L’insurrection de 1956

À la mort de Staline, en 1953, le gouvernement hongrois libéralise certains aspects de sa politique. Mátyás Rákosi, nommé Premier ministre en 1952, reste à la tête du Parti communiste mais est remplacé par Imre Nagy au poste de Premier ministre. Un nouveau programme économique moins strict est lancé et le gouvernement accorde l’amnistie à certains prisonniers politiques. La Hongrie rejoint cependant l’URSS et d’autres pays communistes de l’Europe de l’Est pour former le pacte de Varsovie, assurant une défense mutuelle, et pour étendre les fonctions du Conseil d’assistance économique mutuelle (CAEM).

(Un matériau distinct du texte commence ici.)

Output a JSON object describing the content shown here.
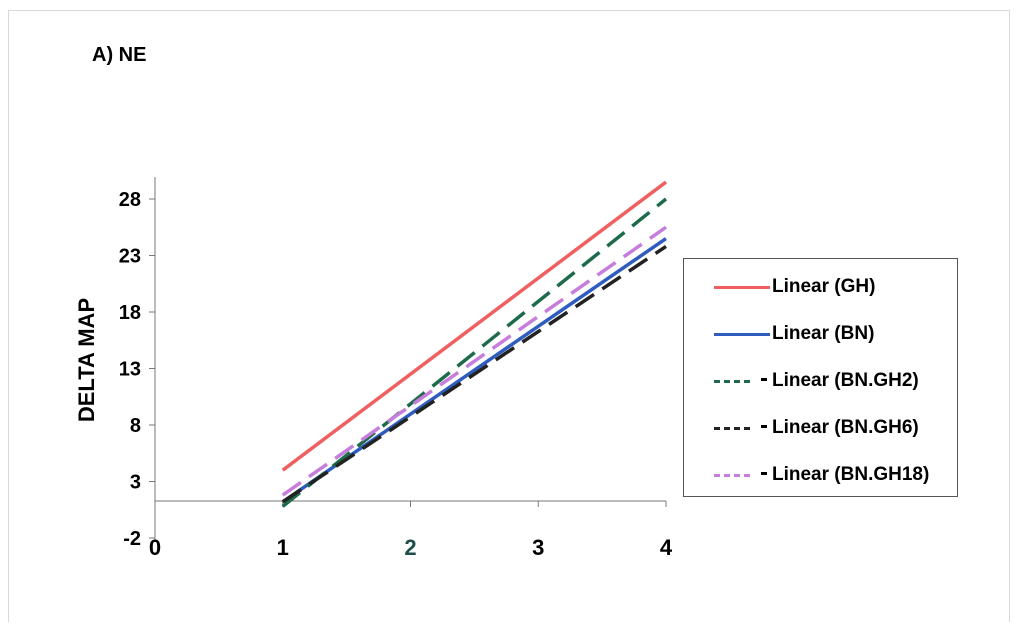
{
  "panel_label": "A) NE",
  "chart_data": {
    "type": "line",
    "title": "",
    "xlabel": "",
    "ylabel": "DELTA MAP",
    "xlim": [
      0,
      4
    ],
    "ylim": [
      -2,
      31
    ],
    "x_ticks": [
      0,
      1,
      2,
      3,
      4
    ],
    "y_ticks": [
      -2,
      3,
      8,
      13,
      18,
      23,
      28
    ],
    "grid": false,
    "legend_placement": "right",
    "series": [
      {
        "name": "Linear (GH)",
        "x": [
          1,
          4
        ],
        "values": [
          4.0,
          29.5
        ],
        "color": "#f06060",
        "dash": "solid"
      },
      {
        "name": "Linear (BN)",
        "x": [
          1,
          4
        ],
        "values": [
          1.2,
          24.5
        ],
        "color": "#2f5dbf",
        "dash": "solid"
      },
      {
        "name": "Linear (BN.GH2)",
        "x": [
          1,
          4
        ],
        "values": [
          0.8,
          28.0
        ],
        "color": "#1d6b4a",
        "dash": "dashed"
      },
      {
        "name": "Linear (BN.GH6)",
        "x": [
          1,
          4
        ],
        "values": [
          1.2,
          23.8
        ],
        "color": "#222222",
        "dash": "dashed"
      },
      {
        "name": "Linear (BN.GH18)",
        "x": [
          1,
          4
        ],
        "values": [
          1.8,
          25.5
        ],
        "color": "#c77ddb",
        "dash": "dashed"
      }
    ]
  }
}
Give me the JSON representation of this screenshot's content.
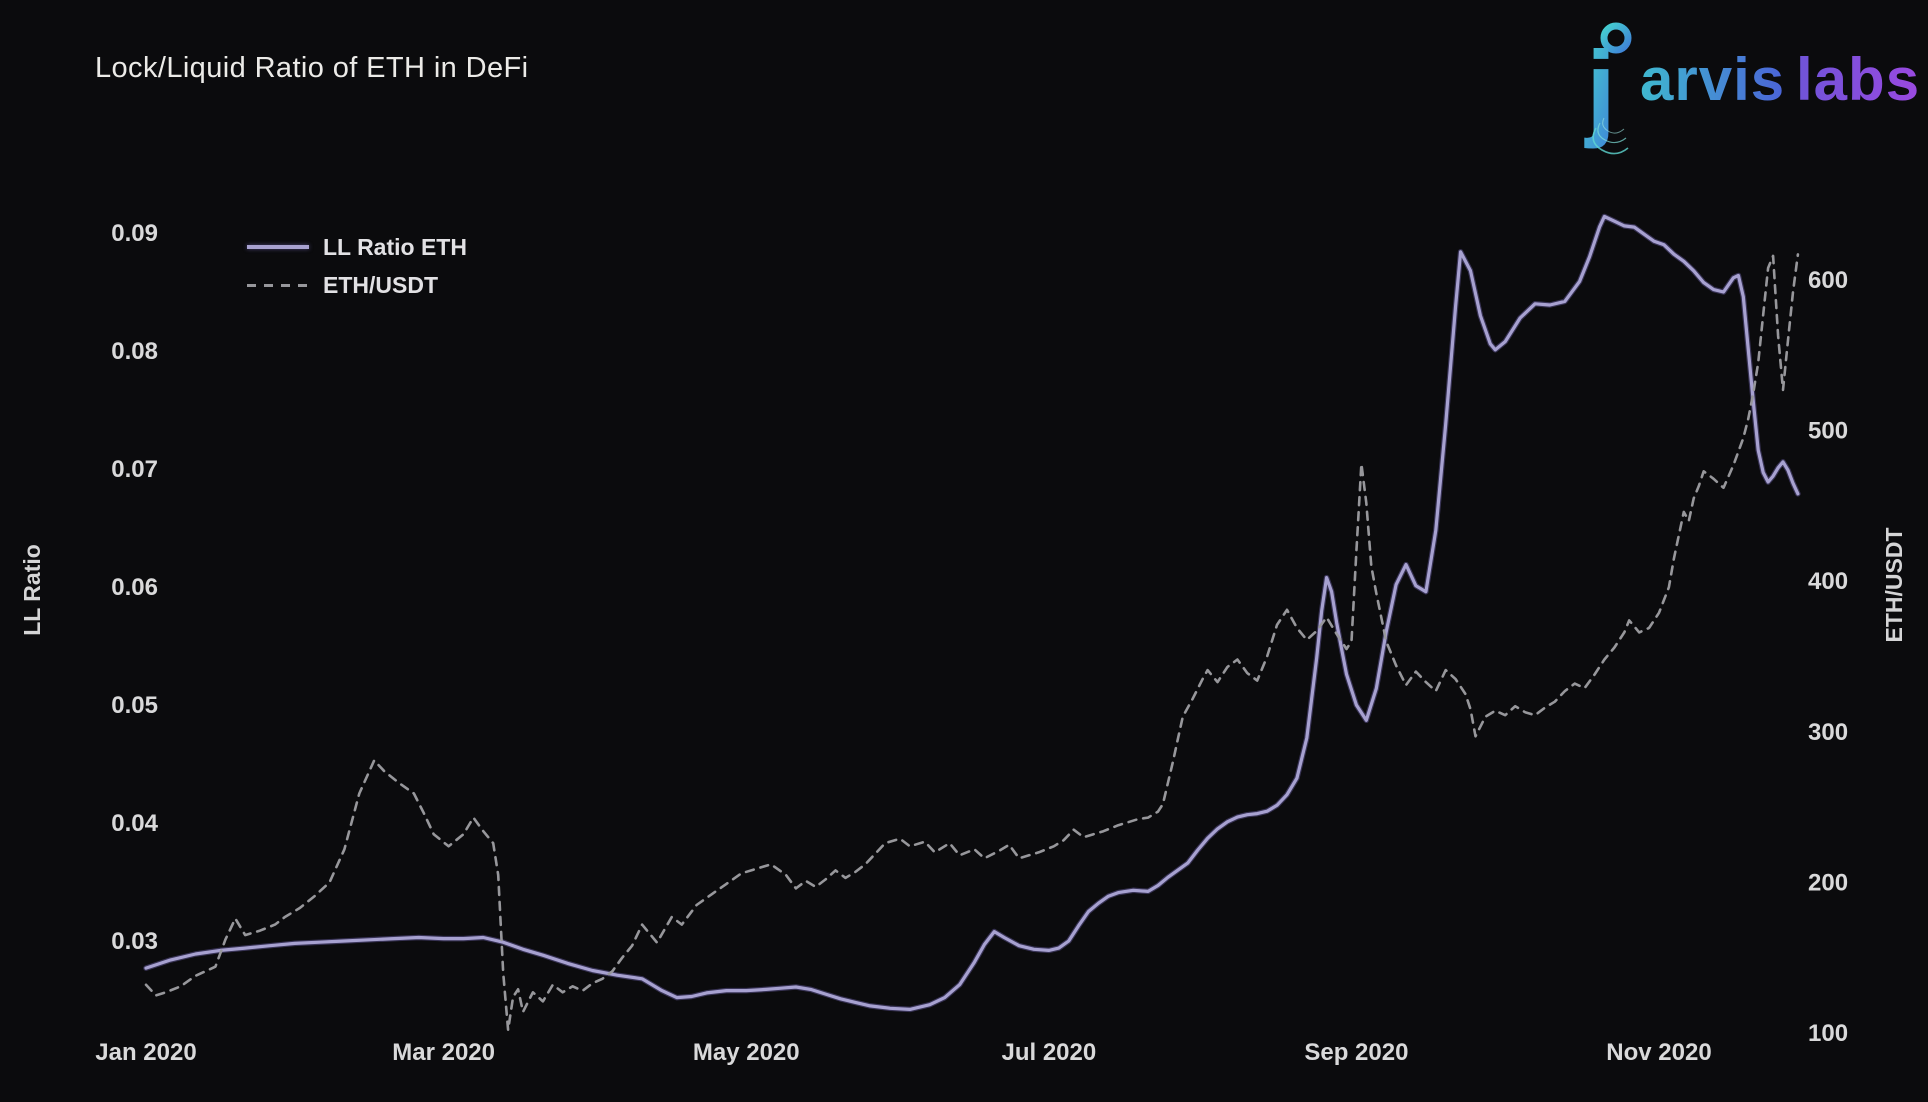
{
  "page": {
    "title": "Lock/Liquid Ratio of ETH in DeFi"
  },
  "brand": {
    "name": "jarvis labs",
    "initial": "j",
    "rest1": "arvis",
    "rest2": "labs",
    "teal": "#3fc3c9",
    "blue": "#4b63d8",
    "purple": "#9a49e0"
  },
  "chart_data": {
    "type": "line",
    "title": "Lock/Liquid Ratio of ETH in DeFi",
    "grid": false,
    "legend_position": "upper-left",
    "x_axis": {
      "tick_labels": [
        "Jan 2020",
        "Mar 2020",
        "May 2020",
        "Jul 2020",
        "Sep 2020",
        "Nov 2020"
      ],
      "tick_days": [
        0,
        60,
        121,
        182,
        244,
        305
      ],
      "range_days": [
        0,
        334
      ]
    },
    "left_axis": {
      "label": "LL Ratio",
      "tick_values": [
        0.03,
        0.04,
        0.05,
        0.06,
        0.07,
        0.08,
        0.09
      ],
      "tick_labels": [
        "0.03",
        "0.04",
        "0.05",
        "0.06",
        "0.07",
        "0.08",
        "0.09"
      ],
      "range": [
        0.022,
        0.094
      ]
    },
    "right_axis": {
      "label": "ETH/USDT",
      "tick_values": [
        100,
        200,
        300,
        400,
        500,
        600
      ],
      "tick_labels": [
        "100",
        "200",
        "300",
        "400",
        "500",
        "600"
      ],
      "range": [
        85,
        640
      ]
    },
    "series": [
      {
        "name": "LL Ratio ETH",
        "axis": "left",
        "style": "solid",
        "color": "#a7a1d0",
        "points": [
          [
            0,
            0.0277
          ],
          [
            5,
            0.0284
          ],
          [
            10,
            0.0289
          ],
          [
            15,
            0.0292
          ],
          [
            20,
            0.0294
          ],
          [
            25,
            0.0296
          ],
          [
            30,
            0.0298
          ],
          [
            35,
            0.0299
          ],
          [
            40,
            0.03
          ],
          [
            45,
            0.0301
          ],
          [
            50,
            0.0302
          ],
          [
            55,
            0.0303
          ],
          [
            60,
            0.0302
          ],
          [
            64,
            0.0302
          ],
          [
            68,
            0.0303
          ],
          [
            72,
            0.0299
          ],
          [
            76,
            0.0293
          ],
          [
            80,
            0.0288
          ],
          [
            85,
            0.0281
          ],
          [
            90,
            0.0275
          ],
          [
            95,
            0.0271
          ],
          [
            100,
            0.0268
          ],
          [
            104,
            0.0258
          ],
          [
            107,
            0.0252
          ],
          [
            110,
            0.0253
          ],
          [
            113,
            0.0256
          ],
          [
            117,
            0.0258
          ],
          [
            121,
            0.0258
          ],
          [
            125,
            0.0259
          ],
          [
            128,
            0.026
          ],
          [
            131,
            0.0261
          ],
          [
            134,
            0.0259
          ],
          [
            137,
            0.0255
          ],
          [
            140,
            0.0251
          ],
          [
            143,
            0.0248
          ],
          [
            146,
            0.0245
          ],
          [
            150,
            0.0243
          ],
          [
            154,
            0.0242
          ],
          [
            158,
            0.0246
          ],
          [
            161,
            0.0252
          ],
          [
            164,
            0.0263
          ],
          [
            167,
            0.0282
          ],
          [
            169,
            0.0297
          ],
          [
            171,
            0.0308
          ],
          [
            173,
            0.0303
          ],
          [
            176,
            0.0296
          ],
          [
            179,
            0.0293
          ],
          [
            182,
            0.0292
          ],
          [
            184,
            0.0294
          ],
          [
            186,
            0.03
          ],
          [
            188,
            0.0313
          ],
          [
            190,
            0.0325
          ],
          [
            192,
            0.0332
          ],
          [
            194,
            0.0338
          ],
          [
            196,
            0.0341
          ],
          [
            199,
            0.0343
          ],
          [
            202,
            0.0342
          ],
          [
            204,
            0.0347
          ],
          [
            206,
            0.0354
          ],
          [
            208,
            0.036
          ],
          [
            210,
            0.0366
          ],
          [
            212,
            0.0377
          ],
          [
            214,
            0.0387
          ],
          [
            216,
            0.0395
          ],
          [
            218,
            0.0401
          ],
          [
            220,
            0.0405
          ],
          [
            222,
            0.0407
          ],
          [
            224,
            0.0408
          ],
          [
            226,
            0.041
          ],
          [
            228,
            0.0415
          ],
          [
            230,
            0.0424
          ],
          [
            232,
            0.0438
          ],
          [
            234,
            0.0472
          ],
          [
            236,
            0.054
          ],
          [
            237,
            0.058
          ],
          [
            238,
            0.0608
          ],
          [
            239,
            0.0596
          ],
          [
            240,
            0.057
          ],
          [
            241,
            0.0548
          ],
          [
            242,
            0.0526
          ],
          [
            244,
            0.05
          ],
          [
            246,
            0.0487
          ],
          [
            248,
            0.0514
          ],
          [
            250,
            0.0562
          ],
          [
            252,
            0.0602
          ],
          [
            254,
            0.0619
          ],
          [
            256,
            0.0601
          ],
          [
            258,
            0.0596
          ],
          [
            260,
            0.0648
          ],
          [
            262,
            0.0738
          ],
          [
            264,
            0.0838
          ],
          [
            265,
            0.0884
          ],
          [
            267,
            0.0868
          ],
          [
            269,
            0.083
          ],
          [
            271,
            0.0806
          ],
          [
            272,
            0.0801
          ],
          [
            274,
            0.0808
          ],
          [
            277,
            0.0828
          ],
          [
            280,
            0.084
          ],
          [
            283,
            0.0839
          ],
          [
            286,
            0.0842
          ],
          [
            289,
            0.0859
          ],
          [
            291,
            0.088
          ],
          [
            293,
            0.0905
          ],
          [
            294,
            0.0914
          ],
          [
            296,
            0.091
          ],
          [
            298,
            0.0906
          ],
          [
            300,
            0.0905
          ],
          [
            302,
            0.0899
          ],
          [
            304,
            0.0893
          ],
          [
            306,
            0.089
          ],
          [
            308,
            0.0882
          ],
          [
            310,
            0.0876
          ],
          [
            312,
            0.0868
          ],
          [
            314,
            0.0858
          ],
          [
            316,
            0.0852
          ],
          [
            318,
            0.085
          ],
          [
            320,
            0.0862
          ],
          [
            321,
            0.0864
          ],
          [
            322,
            0.0846
          ],
          [
            323,
            0.0801
          ],
          [
            324,
            0.0757
          ],
          [
            325,
            0.0716
          ],
          [
            326,
            0.0697
          ],
          [
            327,
            0.0689
          ],
          [
            328,
            0.0694
          ],
          [
            329,
            0.0701
          ],
          [
            330,
            0.0706
          ],
          [
            331,
            0.0699
          ],
          [
            332,
            0.0688
          ],
          [
            333,
            0.0679
          ]
        ]
      },
      {
        "name": "ETH/USDT",
        "axis": "right",
        "style": "dashed",
        "color": "#97979b",
        "points": [
          [
            0,
            132
          ],
          [
            2,
            125
          ],
          [
            4,
            127
          ],
          [
            7,
            131
          ],
          [
            10,
            138
          ],
          [
            14,
            144
          ],
          [
            16,
            162
          ],
          [
            18,
            176
          ],
          [
            20,
            165
          ],
          [
            23,
            168
          ],
          [
            26,
            172
          ],
          [
            28,
            177
          ],
          [
            31,
            183
          ],
          [
            34,
            191
          ],
          [
            37,
            200
          ],
          [
            40,
            222
          ],
          [
            43,
            259
          ],
          [
            46,
            281
          ],
          [
            48,
            274
          ],
          [
            51,
            266
          ],
          [
            54,
            259
          ],
          [
            56,
            246
          ],
          [
            58,
            232
          ],
          [
            61,
            224
          ],
          [
            64,
            232
          ],
          [
            66,
            243
          ],
          [
            68,
            234
          ],
          [
            70,
            226
          ],
          [
            71,
            205
          ],
          [
            72,
            140
          ],
          [
            73,
            102
          ],
          [
            74,
            124
          ],
          [
            75,
            129
          ],
          [
            76,
            114
          ],
          [
            78,
            127
          ],
          [
            80,
            121
          ],
          [
            82,
            132
          ],
          [
            84,
            127
          ],
          [
            86,
            131
          ],
          [
            88,
            128
          ],
          [
            90,
            133
          ],
          [
            92,
            136
          ],
          [
            94,
            141
          ],
          [
            96,
            150
          ],
          [
            98,
            158
          ],
          [
            100,
            172
          ],
          [
            103,
            160
          ],
          [
            106,
            177
          ],
          [
            108,
            172
          ],
          [
            111,
            185
          ],
          [
            114,
            192
          ],
          [
            117,
            199
          ],
          [
            120,
            206
          ],
          [
            123,
            209
          ],
          [
            126,
            212
          ],
          [
            129,
            205
          ],
          [
            131,
            196
          ],
          [
            133,
            201
          ],
          [
            135,
            197
          ],
          [
            137,
            202
          ],
          [
            139,
            208
          ],
          [
            141,
            203
          ],
          [
            143,
            207
          ],
          [
            145,
            212
          ],
          [
            147,
            219
          ],
          [
            149,
            226
          ],
          [
            152,
            229
          ],
          [
            154,
            224
          ],
          [
            157,
            227
          ],
          [
            159,
            220
          ],
          [
            162,
            226
          ],
          [
            164,
            218
          ],
          [
            167,
            222
          ],
          [
            169,
            216
          ],
          [
            172,
            221
          ],
          [
            174,
            225
          ],
          [
            176,
            216
          ],
          [
            178,
            218
          ],
          [
            180,
            220
          ],
          [
            183,
            224
          ],
          [
            185,
            228
          ],
          [
            187,
            235
          ],
          [
            189,
            230
          ],
          [
            191,
            232
          ],
          [
            193,
            234
          ],
          [
            196,
            238
          ],
          [
            198,
            240
          ],
          [
            200,
            242
          ],
          [
            202,
            243
          ],
          [
            204,
            247
          ],
          [
            205,
            252
          ],
          [
            206,
            266
          ],
          [
            207,
            280
          ],
          [
            208,
            295
          ],
          [
            209,
            310
          ],
          [
            211,
            322
          ],
          [
            213,
            335
          ],
          [
            214,
            341
          ],
          [
            216,
            333
          ],
          [
            218,
            343
          ],
          [
            220,
            348
          ],
          [
            222,
            339
          ],
          [
            224,
            334
          ],
          [
            226,
            350
          ],
          [
            228,
            371
          ],
          [
            230,
            381
          ],
          [
            232,
            369
          ],
          [
            234,
            361
          ],
          [
            236,
            367
          ],
          [
            238,
            376
          ],
          [
            240,
            365
          ],
          [
            242,
            355
          ],
          [
            243,
            360
          ],
          [
            244,
            420
          ],
          [
            245,
            478
          ],
          [
            246,
            452
          ],
          [
            247,
            410
          ],
          [
            248,
            392
          ],
          [
            250,
            360
          ],
          [
            252,
            344
          ],
          [
            254,
            331
          ],
          [
            256,
            340
          ],
          [
            258,
            333
          ],
          [
            260,
            327
          ],
          [
            262,
            341
          ],
          [
            264,
            335
          ],
          [
            266,
            325
          ],
          [
            267,
            315
          ],
          [
            268,
            297
          ],
          [
            270,
            310
          ],
          [
            272,
            314
          ],
          [
            274,
            311
          ],
          [
            276,
            317
          ],
          [
            278,
            313
          ],
          [
            280,
            311
          ],
          [
            282,
            316
          ],
          [
            284,
            320
          ],
          [
            286,
            327
          ],
          [
            288,
            332
          ],
          [
            290,
            329
          ],
          [
            292,
            338
          ],
          [
            294,
            348
          ],
          [
            296,
            356
          ],
          [
            298,
            366
          ],
          [
            299,
            374
          ],
          [
            301,
            366
          ],
          [
            303,
            369
          ],
          [
            305,
            379
          ],
          [
            307,
            396
          ],
          [
            308,
            415
          ],
          [
            310,
            446
          ],
          [
            311,
            440
          ],
          [
            312,
            455
          ],
          [
            313,
            463
          ],
          [
            314,
            473
          ],
          [
            316,
            468
          ],
          [
            318,
            462
          ],
          [
            320,
            477
          ],
          [
            322,
            495
          ],
          [
            323,
            508
          ],
          [
            324,
            525
          ],
          [
            325,
            545
          ],
          [
            326,
            577
          ],
          [
            327,
            608
          ],
          [
            328,
            616
          ],
          [
            329,
            563
          ],
          [
            330,
            527
          ],
          [
            331,
            560
          ],
          [
            332,
            592
          ],
          [
            333,
            617
          ]
        ]
      }
    ]
  }
}
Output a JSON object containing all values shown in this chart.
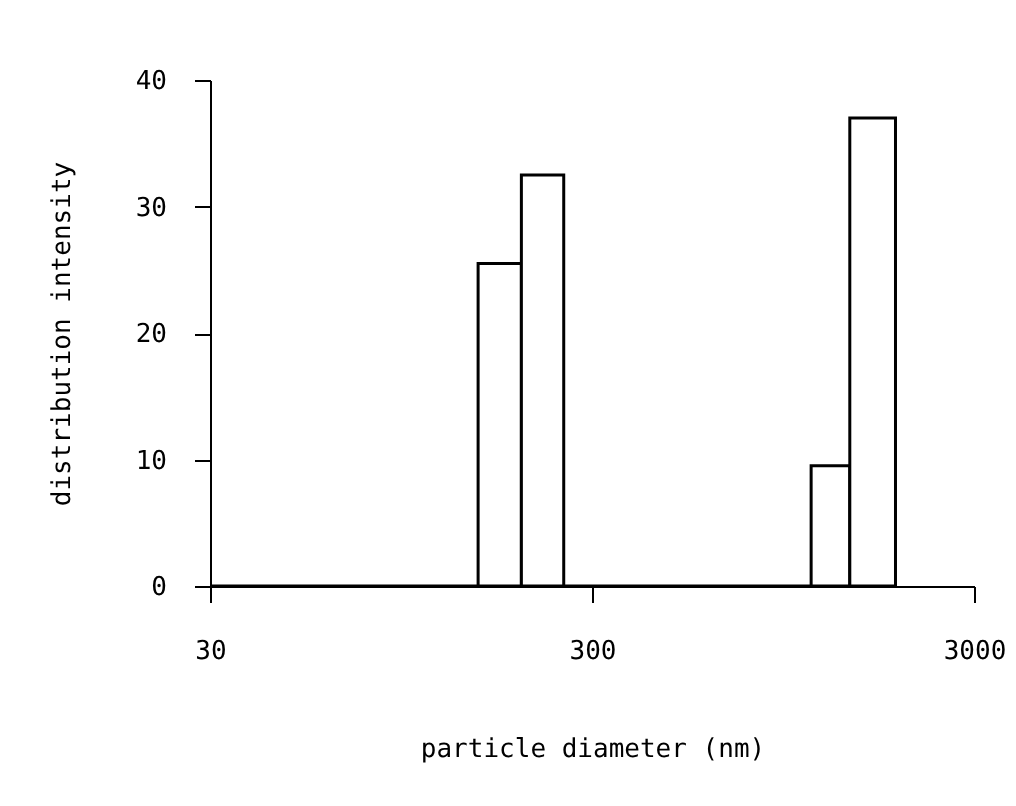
{
  "chart_data": {
    "type": "histogram",
    "xlabel": "particle diameter (nm)",
    "ylabel": "distribution intensity",
    "bins": [
      30,
      151,
      196,
      253,
      1124,
      1419,
      1869
    ],
    "values": [
      0,
      25.5,
      32.5,
      0,
      9.5,
      37
    ],
    "log": "x",
    "xlim": [
      30,
      3000
    ],
    "xticks": [
      30,
      300,
      3000
    ],
    "ylim": [
      0,
      40
    ],
    "yticks": [
      0,
      10,
      20,
      30,
      40
    ],
    "grid": false
  }
}
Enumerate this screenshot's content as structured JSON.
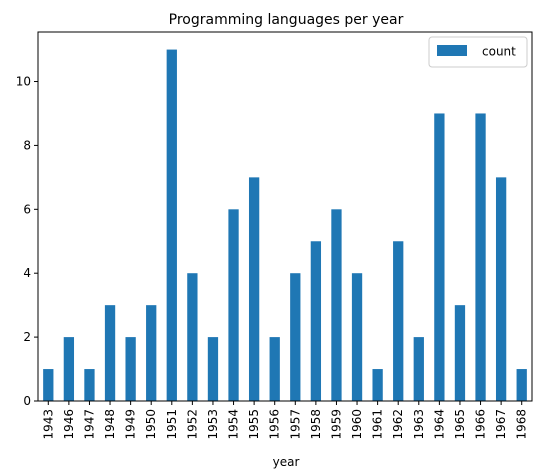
{
  "chart_data": {
    "type": "bar",
    "title": "Programming languages per year",
    "xlabel": "year",
    "ylabel": "",
    "categories": [
      "1943",
      "1946",
      "1947",
      "1948",
      "1949",
      "1950",
      "1951",
      "1952",
      "1953",
      "1954",
      "1955",
      "1956",
      "1957",
      "1958",
      "1959",
      "1960",
      "1961",
      "1962",
      "1963",
      "1964",
      "1965",
      "1966",
      "1967",
      "1968"
    ],
    "series": [
      {
        "name": "count",
        "values": [
          1,
          2,
          1,
          3,
          2,
          3,
          11,
          4,
          2,
          6,
          7,
          2,
          4,
          5,
          6,
          4,
          1,
          5,
          2,
          9,
          3,
          9,
          7,
          1
        ]
      }
    ],
    "ylim": [
      0,
      11.55
    ],
    "yticks": [
      0,
      2,
      4,
      6,
      8,
      10
    ],
    "legend": {
      "position": "top-right"
    },
    "grid": false,
    "colors": {
      "bar": "#1f77b4",
      "axis": "#000000",
      "background": "#ffffff"
    }
  }
}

Les premiers signes indiquant la fin de la période de libéralisation apparaissent en avril 1955, lorsque Nagy est destitué de son poste de numéro un et chassé du parti sous prétexte de nationalisme antisoviétique et d’incapacité à se conformer au modèle politique de l’URSS. Mais à partir de 1956, en pleine période de déstalinisation, la politique s’assouplit à nouveau. La même année, le mécontentement populaire s’amplifiant, les opposants au gouvernement profitent des tensions entre la Pologne et l’URSS pour se rebeller. Les étudiants manifestent contre les cours de russe et de marxisme-léninisme obligatoires et, associés au syndicat des écrivains, ils affirment leur soutien au mouvement antisoviétique polonais. Les travailleurs se joignent à eux pour exiger le retour de Nagy au poste de Premier ministre. Le 23 octobre, le Premier ministre Hegedüs, incapable de gérer la crise, sollicite le renfort des troupes soviétiques.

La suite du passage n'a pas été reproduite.